It's not all sugarplums

Posted: 12:00am on Dec 12, 2008; Modified: 11:49am on Dec 17, 2008

Every once in a while, a ballet company will pull the ghastly thing out: the seven-headed Mouse King costume for The Nutcracker.

No matter how you slice it, a seven-headed mouse is a pretty sick sight, particularly if it is carrying a sword and leading a troupe of other, albeit one-headed, mice. What on earth could it be doing in a sweet holiday confection like The Nutcracker?

Ah. In that question lies an assumption that the holiday classic we know began as a sweet bedtime story. Like many classic fairy tales — Brothers Grimm, anyone? — Nutcracker was born of darker stuff.

In the tale we usually see on the stage, the battle between the Mouse King and the title character is dispatched fairly quickly in the first act, and then it's off to a land of snowflakes and sweets.

But E.T.A. Hoffmanm didn't have entertaining little girls in mind when he published The Nutcracker and the Mouse King in 1816.

A man of many talents

Hoffmann himself was quite the multitalented artist, composing operas and symphonic works as well as writing novels and criticism, and painting in Europe during the late 1700s and early 1800s.

"I've heard some of his music, and it is gorgeous," says Luis Dominguez, artistic director of the Lexington Ballet, which presents The Nutcracker during the next two weekends.

Hoffmann's stories inspired more than just Peter Ilich Tchaikovsky, who wrote the iconic score for the Nutcracker ballet. His stories and his life were the inspiration for Jacques Offenbach's opera The Tales of Hoffmann, and two Hoffmann short stories inspired Léo Delibes' ballet Coppelia, also about a doll come to life.

But many of these tales, including Nutcracker, were written to illuminate dark corners of the human condition by a man who never married or had children and suffered through turbulent times in early 19th-century Europe.

Hoffmann's Nutcracker starts with a Christmas party, where a little girl receives a beloved soldierlike nutcracker that comes to life to do battle with a nasty mouse king.
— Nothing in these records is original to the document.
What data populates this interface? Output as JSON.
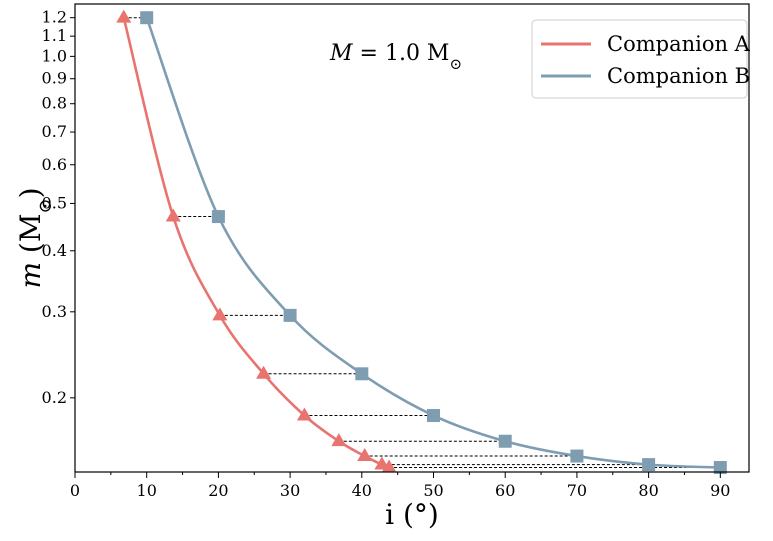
{
  "chart_data": {
    "type": "line",
    "annotation": {
      "symbol": "M",
      "equals": " = 1.0 M",
      "sun_symbol": "⊙"
    },
    "xlabel": "i (°)",
    "ylabel": {
      "symbol": "m",
      "rest": " (M",
      "sun_symbol": "⊙",
      "close": ")"
    },
    "xlim": [
      0,
      94
    ],
    "ylim": [
      0.141,
      1.28
    ],
    "yscale": "log",
    "xticks": [
      0,
      10,
      20,
      30,
      40,
      50,
      60,
      70,
      80,
      90
    ],
    "xtick_labels": [
      "0",
      "10",
      "20",
      "30",
      "40",
      "50",
      "60",
      "70",
      "80",
      "90"
    ],
    "yticks": [
      0.2,
      0.3,
      0.4,
      0.5,
      0.6,
      0.7,
      0.8,
      0.9,
      1.0,
      1.1,
      1.2
    ],
    "ytick_labels": [
      "0.2",
      "0.3",
      "0.4",
      "0.5",
      "0.6",
      "0.7",
      "0.8",
      "0.9",
      "1.0",
      "1.1",
      "1.2"
    ],
    "legend_position": "top-right",
    "series": [
      {
        "name": "Companion A",
        "color": "#e8736f",
        "marker": "triangle",
        "x": [
          6.8,
          13.7,
          20.2,
          26.3,
          32.0,
          36.8,
          40.4,
          42.8,
          43.8
        ],
        "y": [
          1.2,
          0.47,
          0.295,
          0.224,
          0.184,
          0.163,
          0.152,
          0.146,
          0.144
        ]
      },
      {
        "name": "Companion B",
        "color": "#7f9db1",
        "marker": "square",
        "x": [
          10,
          20,
          30,
          40,
          50,
          60,
          70,
          80,
          90
        ],
        "y": [
          1.2,
          0.47,
          0.295,
          0.224,
          0.184,
          0.163,
          0.152,
          0.146,
          0.144
        ]
      }
    ]
  }
}
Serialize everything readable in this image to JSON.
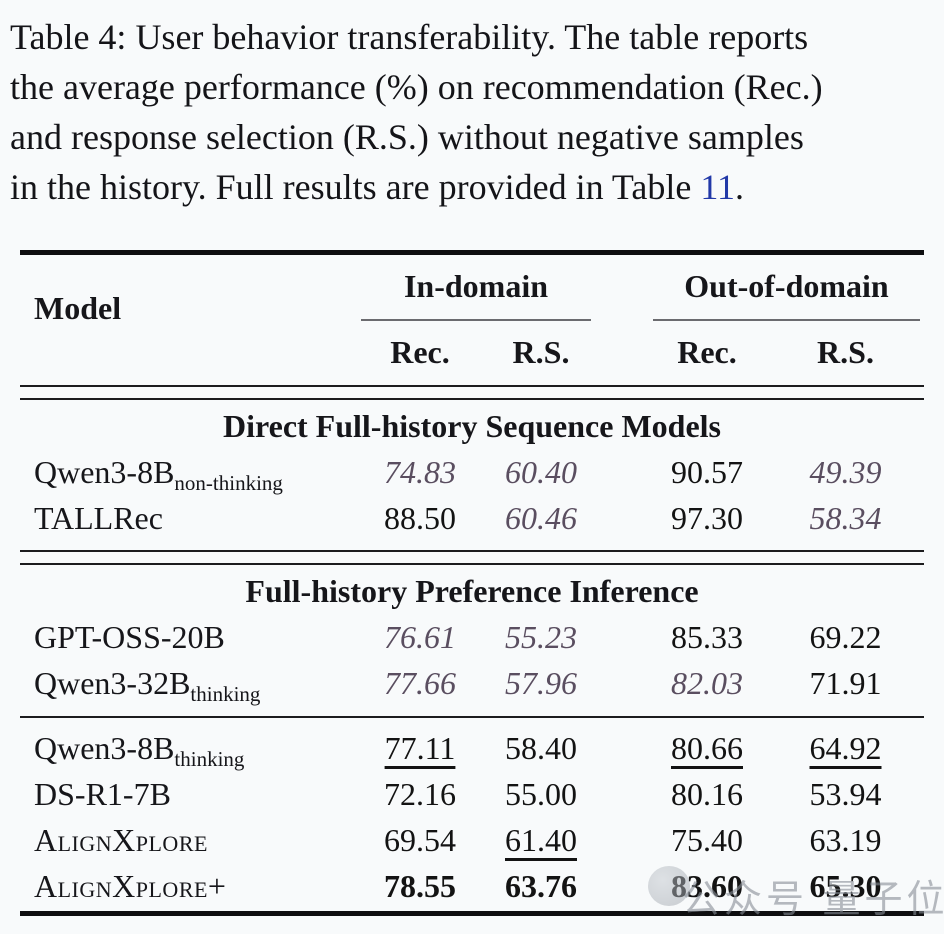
{
  "caption": {
    "line1": "Table 4: User behavior transferability. The table reports",
    "line2": "the average performance (%) on recommendation (Rec.)",
    "line3": "and response selection (R.S.) without negative samples",
    "line4_prefix": "in the history. Full results are provided in Table ",
    "line4_link": "11",
    "line4_suffix": "."
  },
  "colors": {
    "link_blue": "#2239a8",
    "italic_value": "#5a4e60",
    "text": "#131313",
    "background": "#f8fafb"
  },
  "table": {
    "header": {
      "model_col": "Model",
      "group_in": "In-domain",
      "group_out": "Out-of-domain",
      "subcols": [
        "Rec.",
        "R.S.",
        "Rec.",
        "R.S."
      ]
    },
    "sections": [
      {
        "title": "Direct Full-history Sequence Models",
        "rows": [
          {
            "model": "Qwen3-8B",
            "sub": "non-thinking",
            "values": [
              "74.83",
              "60.40",
              "90.57",
              "49.39"
            ],
            "styles": [
              "it",
              "it",
              "n",
              "it"
            ]
          },
          {
            "model": "TALLRec",
            "sub": "",
            "values": [
              "88.50",
              "60.46",
              "97.30",
              "58.34"
            ],
            "styles": [
              "n",
              "it",
              "n",
              "it"
            ]
          }
        ]
      },
      {
        "title": "Full-history Preference Inference",
        "rows": [
          {
            "model": "GPT-OSS-20B",
            "sub": "",
            "values": [
              "76.61",
              "55.23",
              "85.33",
              "69.22"
            ],
            "styles": [
              "it",
              "it",
              "n",
              "n"
            ]
          },
          {
            "model": "Qwen3-32B",
            "sub": "thinking",
            "values": [
              "77.66",
              "57.96",
              "82.03",
              "71.91"
            ],
            "styles": [
              "it",
              "it",
              "it",
              "n"
            ]
          }
        ]
      },
      {
        "title": "",
        "rows": [
          {
            "model": "Qwen3-8B",
            "sub": "thinking",
            "values": [
              "77.11",
              "58.40",
              "80.66",
              "64.92"
            ],
            "styles": [
              "u",
              "n",
              "u",
              "u"
            ]
          },
          {
            "model": "DS-R1-7B",
            "sub": "",
            "values": [
              "72.16",
              "55.00",
              "80.16",
              "53.94"
            ],
            "styles": [
              "n",
              "n",
              "n",
              "n"
            ]
          },
          {
            "model": "AlignXplore",
            "sub": "",
            "values": [
              "69.54",
              "61.40",
              "75.40",
              "63.19"
            ],
            "styles": [
              "n",
              "u",
              "n",
              "n"
            ]
          },
          {
            "model": "AlignXplore+",
            "sub": "",
            "values": [
              "78.55",
              "63.76",
              "83.60",
              "65.30"
            ],
            "styles": [
              "b",
              "b",
              "b",
              "b"
            ]
          }
        ]
      }
    ]
  },
  "watermark": {
    "text": "公众号 量子位"
  }
}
But the battle is not as decisive as it is in the ballet. The girl, Marie, tries to defend the nutcracker, but she is knocked unconscious. While Marie is recovering, her godfather Drosselmeyer tells her the story of a beautiful princess, cursed by the Mouse King's mother to be ugly. The only way for the curse to be broken is for a handsome man to crack the hardest nut in the world and take her hand in marriage.

Drosselmeyer's nephew succeeds in breaking the nut and the spell, but then the curse falls on him when he accidentally steps on the Mouse King's mother. He is now an ugly nutcracker.

The story leads back to Marie, who aids the nutcracker that's now in her care in defeating the Mouse King. They then go to the land of dolls, and later Marie breaks the curse by telling the inanimate nutcracker that she would love him no matter what he looked like.

It's a bit more complex than a bunch of snowflakes and a sugarplum fairy, eh?

Tchaikovsky and writer Marius Petipa based their Nutcracker on the adaptation of the Nutcracker story by Alexander Dumas, of Three Musketeers and Count of Monte Cristo fame. (Count, by the way, contains a reference to Hoffmann, further illustrating how interwoven the 19th-century literary world was.)

A nod to the original

Dominguez, of the Lexington Ballet, pays homage to the original story by naming his leading girl Marie, instead of Clara, as she is in most Nutcracker productions, and by highlighting Drosselmeyer, the catalyst for most of Hoffmann's story. (But there's no seven-headed Mouse King in his show.)

For the Bluegrass Youth Ballet's Nutcracker in One Act, director Adalhi Aranda Corn adapts the story even further, making Clara a grown-up whose daughter discovers the Nutcracker and goes off on Mom's big adventure. Corn says that her aim was to get past what she says can be a "tedious" party scene and on to the action of the battle and the land of sweets.

Like Dominguez, Corn says she has read the original book. "I always like to know where the things I'm performing come from," she says.

Corn attributes The Nutcracker's enduring appeal to Tchaikovsky's music.

"At this time of year, you turn on the TV and you hear that music. You get in the car and you hear that music," Corn says. "It's everywhere, but that also gives you an in, because if someone comes in who knows nothing about that story, once you start playing the music, they're hooked."

Dominguez says, "It's a phenomenon. There's a big demand for it every year.

"I think it's because people want to have a celebration and want to find beauty in everyday things."

They can even find beauty in a story that wasn't very pretty to begin with.